February saw two symposia that represent new Center initiatives growing out of our long-standing interest in literature and music. Katherine McKee, one of our two McMullan Southern Studies professors, and Annette Trefzer, assistant professor of English, directed the U.S. South in Global Contexts Symposium, February 13-15. The meeting was part of an on-going dialogue among those of us in Southern Studies about the future direction of the field. Discussions focused on new theories and teaching methods in Southern Studies and on the exciting expansion of “Southern” to include sharper comparisons with Southern places beyond the United States. We are eager to follow up this meeting with other activities to extend our interest in this new direction in Southern Studies.

Another of our Southern Studies professors, Adam Gussow, took the lead in directing the second Blues Today Symposium, February 26-28. Adam works closely with the Living Blues magazine staff in planning the symposium, which brings together performers, scholars, journalists, academics, music critics, and leaders in the music industry. The theme was “From Africa to Mississippi,” with sessions on Africa and the blues, blues music today, and the history of Living Blues itself. A session on hip-hop, spoken word, and contemporary blues poetics linked traditional blues with newer forms of African American music. Paul Oliver, a distinguished blues scholar, came from Britain to deliver the keynote. A highlight of any season is a B. B. King concert, and he rocked the Gertrude C. Ford Center for the Performing Arts.
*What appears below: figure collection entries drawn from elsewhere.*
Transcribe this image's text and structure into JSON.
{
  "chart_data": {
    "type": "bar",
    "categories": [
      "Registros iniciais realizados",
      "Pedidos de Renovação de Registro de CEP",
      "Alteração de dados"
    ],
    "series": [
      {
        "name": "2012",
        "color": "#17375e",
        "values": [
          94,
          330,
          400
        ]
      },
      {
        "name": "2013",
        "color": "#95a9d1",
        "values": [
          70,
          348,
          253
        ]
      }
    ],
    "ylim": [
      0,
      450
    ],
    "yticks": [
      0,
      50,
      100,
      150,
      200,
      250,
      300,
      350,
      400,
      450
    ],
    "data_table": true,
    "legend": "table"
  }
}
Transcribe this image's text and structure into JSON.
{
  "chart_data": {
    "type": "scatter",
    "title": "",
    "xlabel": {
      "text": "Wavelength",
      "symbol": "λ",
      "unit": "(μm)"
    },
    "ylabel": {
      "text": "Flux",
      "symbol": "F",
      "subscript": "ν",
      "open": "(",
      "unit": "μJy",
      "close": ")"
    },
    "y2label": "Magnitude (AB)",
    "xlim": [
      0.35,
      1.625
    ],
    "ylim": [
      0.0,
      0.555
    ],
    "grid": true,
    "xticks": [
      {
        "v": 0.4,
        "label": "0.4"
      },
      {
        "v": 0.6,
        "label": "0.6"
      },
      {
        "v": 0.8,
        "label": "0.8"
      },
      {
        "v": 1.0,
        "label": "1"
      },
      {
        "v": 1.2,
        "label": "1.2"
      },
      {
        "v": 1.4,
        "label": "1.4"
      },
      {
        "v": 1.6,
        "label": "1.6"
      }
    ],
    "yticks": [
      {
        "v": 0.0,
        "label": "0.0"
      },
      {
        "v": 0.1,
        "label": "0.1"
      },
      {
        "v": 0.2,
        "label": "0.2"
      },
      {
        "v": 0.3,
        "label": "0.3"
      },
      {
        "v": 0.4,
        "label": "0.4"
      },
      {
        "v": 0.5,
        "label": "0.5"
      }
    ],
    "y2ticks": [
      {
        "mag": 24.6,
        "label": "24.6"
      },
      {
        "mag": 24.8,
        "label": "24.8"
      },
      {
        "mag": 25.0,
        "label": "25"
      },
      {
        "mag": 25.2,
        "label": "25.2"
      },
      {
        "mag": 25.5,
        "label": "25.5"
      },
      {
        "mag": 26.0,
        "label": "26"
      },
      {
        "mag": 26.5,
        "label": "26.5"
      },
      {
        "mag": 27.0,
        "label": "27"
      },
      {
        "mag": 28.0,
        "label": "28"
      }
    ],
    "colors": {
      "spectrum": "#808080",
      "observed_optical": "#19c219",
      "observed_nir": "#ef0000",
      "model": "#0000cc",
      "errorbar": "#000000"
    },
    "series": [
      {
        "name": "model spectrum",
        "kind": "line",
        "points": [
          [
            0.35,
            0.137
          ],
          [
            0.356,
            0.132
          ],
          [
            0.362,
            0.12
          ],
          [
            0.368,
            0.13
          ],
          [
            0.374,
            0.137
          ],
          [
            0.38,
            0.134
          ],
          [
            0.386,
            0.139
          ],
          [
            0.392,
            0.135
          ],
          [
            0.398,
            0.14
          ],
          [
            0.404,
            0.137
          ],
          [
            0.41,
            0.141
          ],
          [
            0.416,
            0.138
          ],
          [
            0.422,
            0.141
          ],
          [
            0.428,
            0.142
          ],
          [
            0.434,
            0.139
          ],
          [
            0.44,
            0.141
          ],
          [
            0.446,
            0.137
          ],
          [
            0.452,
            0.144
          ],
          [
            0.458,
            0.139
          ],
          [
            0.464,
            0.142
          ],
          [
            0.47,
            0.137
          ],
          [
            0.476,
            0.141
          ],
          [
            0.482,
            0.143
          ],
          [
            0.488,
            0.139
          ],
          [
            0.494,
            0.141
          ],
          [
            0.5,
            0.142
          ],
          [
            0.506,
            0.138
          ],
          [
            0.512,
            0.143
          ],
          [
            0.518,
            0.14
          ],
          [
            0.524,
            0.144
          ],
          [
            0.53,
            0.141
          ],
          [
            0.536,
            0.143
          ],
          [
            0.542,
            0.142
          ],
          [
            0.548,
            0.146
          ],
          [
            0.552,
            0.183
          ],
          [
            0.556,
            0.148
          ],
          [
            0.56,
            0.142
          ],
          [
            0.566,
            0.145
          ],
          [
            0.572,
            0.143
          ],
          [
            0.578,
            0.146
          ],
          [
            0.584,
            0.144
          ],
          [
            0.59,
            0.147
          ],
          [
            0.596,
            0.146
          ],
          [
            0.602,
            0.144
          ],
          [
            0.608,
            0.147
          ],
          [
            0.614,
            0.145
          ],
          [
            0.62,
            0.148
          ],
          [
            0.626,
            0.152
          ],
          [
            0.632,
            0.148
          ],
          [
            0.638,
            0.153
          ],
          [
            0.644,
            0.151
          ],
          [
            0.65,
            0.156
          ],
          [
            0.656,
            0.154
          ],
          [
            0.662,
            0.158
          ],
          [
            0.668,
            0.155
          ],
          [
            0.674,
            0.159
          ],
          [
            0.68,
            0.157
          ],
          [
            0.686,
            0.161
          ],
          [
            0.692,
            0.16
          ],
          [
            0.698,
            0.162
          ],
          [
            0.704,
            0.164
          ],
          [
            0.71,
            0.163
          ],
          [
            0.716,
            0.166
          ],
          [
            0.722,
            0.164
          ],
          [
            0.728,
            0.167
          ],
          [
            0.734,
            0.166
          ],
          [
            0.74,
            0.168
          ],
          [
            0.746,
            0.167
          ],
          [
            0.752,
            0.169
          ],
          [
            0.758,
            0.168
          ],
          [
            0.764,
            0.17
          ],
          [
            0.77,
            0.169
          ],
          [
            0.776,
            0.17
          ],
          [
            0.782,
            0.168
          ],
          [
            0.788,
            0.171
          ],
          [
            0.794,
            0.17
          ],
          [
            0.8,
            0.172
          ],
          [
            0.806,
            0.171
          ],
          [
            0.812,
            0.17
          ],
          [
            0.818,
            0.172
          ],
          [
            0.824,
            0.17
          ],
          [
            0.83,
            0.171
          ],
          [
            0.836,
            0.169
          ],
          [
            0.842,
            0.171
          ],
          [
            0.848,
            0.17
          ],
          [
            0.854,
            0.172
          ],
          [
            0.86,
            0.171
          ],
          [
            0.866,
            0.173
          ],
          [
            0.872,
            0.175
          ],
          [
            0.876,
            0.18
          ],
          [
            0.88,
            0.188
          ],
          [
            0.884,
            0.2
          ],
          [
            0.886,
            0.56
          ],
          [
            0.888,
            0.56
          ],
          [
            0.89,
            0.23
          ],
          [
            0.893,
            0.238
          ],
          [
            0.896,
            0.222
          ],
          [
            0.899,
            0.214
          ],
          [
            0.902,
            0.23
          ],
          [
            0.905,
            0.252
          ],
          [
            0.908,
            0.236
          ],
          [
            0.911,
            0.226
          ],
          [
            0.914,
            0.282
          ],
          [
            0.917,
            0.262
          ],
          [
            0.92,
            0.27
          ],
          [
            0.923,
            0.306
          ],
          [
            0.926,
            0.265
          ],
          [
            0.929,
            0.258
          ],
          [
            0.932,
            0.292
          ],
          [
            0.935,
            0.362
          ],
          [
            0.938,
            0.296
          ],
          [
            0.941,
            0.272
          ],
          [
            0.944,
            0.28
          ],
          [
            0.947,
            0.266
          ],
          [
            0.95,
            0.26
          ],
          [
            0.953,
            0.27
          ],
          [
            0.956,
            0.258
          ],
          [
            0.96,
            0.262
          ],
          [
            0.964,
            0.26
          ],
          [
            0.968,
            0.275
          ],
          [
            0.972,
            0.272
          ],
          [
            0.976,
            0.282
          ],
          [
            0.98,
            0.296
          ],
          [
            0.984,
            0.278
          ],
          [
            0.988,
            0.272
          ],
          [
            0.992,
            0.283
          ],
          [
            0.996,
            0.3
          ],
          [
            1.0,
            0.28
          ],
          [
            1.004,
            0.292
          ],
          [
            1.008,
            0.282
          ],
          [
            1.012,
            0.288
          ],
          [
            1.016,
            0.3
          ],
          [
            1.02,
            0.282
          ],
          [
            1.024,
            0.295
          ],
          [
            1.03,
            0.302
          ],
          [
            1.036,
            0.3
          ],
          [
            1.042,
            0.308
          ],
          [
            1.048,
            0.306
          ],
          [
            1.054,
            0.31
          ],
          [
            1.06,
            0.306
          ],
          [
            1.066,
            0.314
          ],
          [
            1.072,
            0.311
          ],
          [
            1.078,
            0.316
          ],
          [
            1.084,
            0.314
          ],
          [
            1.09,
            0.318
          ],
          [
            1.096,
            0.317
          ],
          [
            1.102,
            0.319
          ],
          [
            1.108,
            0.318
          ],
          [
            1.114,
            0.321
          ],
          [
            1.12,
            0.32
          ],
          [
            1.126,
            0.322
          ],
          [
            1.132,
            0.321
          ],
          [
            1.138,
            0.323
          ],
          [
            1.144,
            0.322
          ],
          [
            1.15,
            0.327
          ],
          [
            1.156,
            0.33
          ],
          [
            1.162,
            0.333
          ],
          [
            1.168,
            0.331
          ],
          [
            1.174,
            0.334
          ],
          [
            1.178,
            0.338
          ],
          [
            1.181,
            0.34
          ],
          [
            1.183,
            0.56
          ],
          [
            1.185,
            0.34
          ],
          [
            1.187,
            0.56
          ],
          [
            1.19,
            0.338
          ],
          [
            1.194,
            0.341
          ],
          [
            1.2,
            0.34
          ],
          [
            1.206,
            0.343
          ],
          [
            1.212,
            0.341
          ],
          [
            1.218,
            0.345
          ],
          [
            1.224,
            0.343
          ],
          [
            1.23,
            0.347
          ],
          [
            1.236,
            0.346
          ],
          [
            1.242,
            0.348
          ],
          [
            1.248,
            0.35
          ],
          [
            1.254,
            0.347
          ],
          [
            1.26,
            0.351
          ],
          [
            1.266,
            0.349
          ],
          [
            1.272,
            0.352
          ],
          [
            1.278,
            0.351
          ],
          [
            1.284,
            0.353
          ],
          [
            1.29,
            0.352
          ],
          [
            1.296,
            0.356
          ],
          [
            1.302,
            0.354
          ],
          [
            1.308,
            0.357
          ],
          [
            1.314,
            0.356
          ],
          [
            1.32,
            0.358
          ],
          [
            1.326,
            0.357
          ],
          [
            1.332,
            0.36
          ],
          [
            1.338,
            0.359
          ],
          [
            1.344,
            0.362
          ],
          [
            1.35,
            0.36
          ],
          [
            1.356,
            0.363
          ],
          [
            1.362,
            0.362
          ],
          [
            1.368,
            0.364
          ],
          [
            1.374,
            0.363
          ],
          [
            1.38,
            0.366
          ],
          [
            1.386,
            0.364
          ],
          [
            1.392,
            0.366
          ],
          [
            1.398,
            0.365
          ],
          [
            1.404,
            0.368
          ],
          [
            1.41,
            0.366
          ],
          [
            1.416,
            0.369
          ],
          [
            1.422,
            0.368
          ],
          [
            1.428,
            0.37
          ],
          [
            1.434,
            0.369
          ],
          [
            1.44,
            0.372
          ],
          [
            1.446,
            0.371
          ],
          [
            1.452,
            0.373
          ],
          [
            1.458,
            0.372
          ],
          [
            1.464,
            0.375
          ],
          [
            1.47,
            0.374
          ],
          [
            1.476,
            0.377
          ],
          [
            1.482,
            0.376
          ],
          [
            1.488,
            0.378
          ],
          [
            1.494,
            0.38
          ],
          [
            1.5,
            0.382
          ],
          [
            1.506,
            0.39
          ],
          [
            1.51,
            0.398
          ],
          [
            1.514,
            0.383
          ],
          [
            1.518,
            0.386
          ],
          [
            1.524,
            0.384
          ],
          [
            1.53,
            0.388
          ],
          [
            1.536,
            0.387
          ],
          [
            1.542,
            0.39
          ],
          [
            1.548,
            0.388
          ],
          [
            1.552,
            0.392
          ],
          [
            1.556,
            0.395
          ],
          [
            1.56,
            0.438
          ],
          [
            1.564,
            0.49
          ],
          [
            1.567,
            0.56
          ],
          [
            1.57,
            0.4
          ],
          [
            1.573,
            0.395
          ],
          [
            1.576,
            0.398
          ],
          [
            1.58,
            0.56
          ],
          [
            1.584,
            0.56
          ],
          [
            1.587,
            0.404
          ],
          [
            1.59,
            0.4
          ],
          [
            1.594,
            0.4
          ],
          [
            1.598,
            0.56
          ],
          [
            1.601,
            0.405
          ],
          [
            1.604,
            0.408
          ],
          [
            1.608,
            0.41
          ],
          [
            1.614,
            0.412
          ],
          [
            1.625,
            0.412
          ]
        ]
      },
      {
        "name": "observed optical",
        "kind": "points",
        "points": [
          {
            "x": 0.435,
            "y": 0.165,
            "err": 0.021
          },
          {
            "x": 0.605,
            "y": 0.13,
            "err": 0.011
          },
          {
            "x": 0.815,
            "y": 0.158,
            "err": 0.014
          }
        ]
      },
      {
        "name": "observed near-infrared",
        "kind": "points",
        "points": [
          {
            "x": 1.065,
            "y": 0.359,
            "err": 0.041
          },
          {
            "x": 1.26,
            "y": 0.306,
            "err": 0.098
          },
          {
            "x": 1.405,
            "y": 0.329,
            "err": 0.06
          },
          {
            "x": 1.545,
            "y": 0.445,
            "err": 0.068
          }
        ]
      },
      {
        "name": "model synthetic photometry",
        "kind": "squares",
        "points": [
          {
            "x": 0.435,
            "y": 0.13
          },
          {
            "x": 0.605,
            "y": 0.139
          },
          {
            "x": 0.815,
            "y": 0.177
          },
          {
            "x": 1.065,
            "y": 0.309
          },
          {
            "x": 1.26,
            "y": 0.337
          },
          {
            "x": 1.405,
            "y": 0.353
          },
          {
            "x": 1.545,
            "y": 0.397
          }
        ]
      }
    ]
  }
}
If these two symposia brightened a dark winter month, the 11th Oxford Conference for the Book promises to bring its usual exuberance to early spring, April 1-4. The conference is dedicated to author Walker Percy, one of the most compelling of recent Southern writers, one who helped take Southern literature out of its obsessive preoccupation with the past and refocus it on the concerns of modern life (albeit still with a Southern twist). One highlight of the conference will surely be Mildred D. Taylor, a native Mississippian who has had a distinguished career writing award-winning books for young readers. Taylor is not often mentioned among the great African American writers coming out of the state who have been major figures in Southern literature, but she surely deserves such attention from scholars. We will honor her and her Mississippi family. In addition to other writers, the conference, as usual, will attract some of the most influential book people in the country, including Ralph Eubanks, director of publishing at the Library of Congress; William Jay Smith, former poetry consultant to the Library of Congress; and Jonathan Galassi, president and publisher of Farrar, Straus, and Giroux (Percy’s publisher).

Barnard Observatory may not be a garden, but it is a hothouse of ideas, and our symposia and conferences are forums for all of our friends of the Center to share our enthusiasms.